What about the memory?
  • Is 32 going to be enough to start? or Should I max it out at 64 now?
  • Does speed really make a huge difference here?
    • I know there is more to it than just the speed, but the vendor list only list 3 three: 2133, 2400, and 2666. Availability seems to be biggest Issue.
  • The Motherboard seems to be about 3 years old. Is this going to be an issue down the line? I understand that whenever you purchase something, something better is immediately released. But with the VCL memory being is short supply, I'm wondering if I should hold off 3 months or so if the SuperMicro X12 models are on the horizon....
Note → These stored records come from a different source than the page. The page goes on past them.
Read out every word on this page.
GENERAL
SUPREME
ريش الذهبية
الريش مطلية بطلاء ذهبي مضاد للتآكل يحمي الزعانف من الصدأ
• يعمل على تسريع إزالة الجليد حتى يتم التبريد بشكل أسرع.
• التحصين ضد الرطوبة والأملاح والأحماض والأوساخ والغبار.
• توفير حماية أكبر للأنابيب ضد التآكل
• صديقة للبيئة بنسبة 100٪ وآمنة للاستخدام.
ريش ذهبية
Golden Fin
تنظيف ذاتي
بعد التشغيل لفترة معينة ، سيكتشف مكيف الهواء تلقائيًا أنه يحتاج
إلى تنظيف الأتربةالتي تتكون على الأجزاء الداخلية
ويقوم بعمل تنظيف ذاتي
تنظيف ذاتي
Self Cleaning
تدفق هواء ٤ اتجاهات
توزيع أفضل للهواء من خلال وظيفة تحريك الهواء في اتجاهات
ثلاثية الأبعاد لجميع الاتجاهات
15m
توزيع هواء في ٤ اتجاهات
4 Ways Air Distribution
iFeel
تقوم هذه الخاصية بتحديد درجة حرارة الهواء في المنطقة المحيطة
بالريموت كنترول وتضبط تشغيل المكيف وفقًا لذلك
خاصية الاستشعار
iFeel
  • Remember, the controller provides additional connections over the eight provided by the c236 chipset. The LSI 9300-8i card uses SFF8643 connectors. it looks like the connectors on this motherboard are indeed the same. Someone else should confirm. Assuming you pick up some breakout cables, out of the box you have connections for 16 drives.
  • Maxing out your memory is up to the relationship you have with your wallet. I have an X11 board myself, and while I have more drives, they are much smaller drives, and 16gb has still served me well. 32gb is probably plenty for now.
NOTE: Another thing to keep in mind is you'll have to flash the controller to IT mode. It appears to ship with an IR mode firmware. From a brief Google search, flashing it most likely voids any warranty with SuperMicro. I could be wrong on that.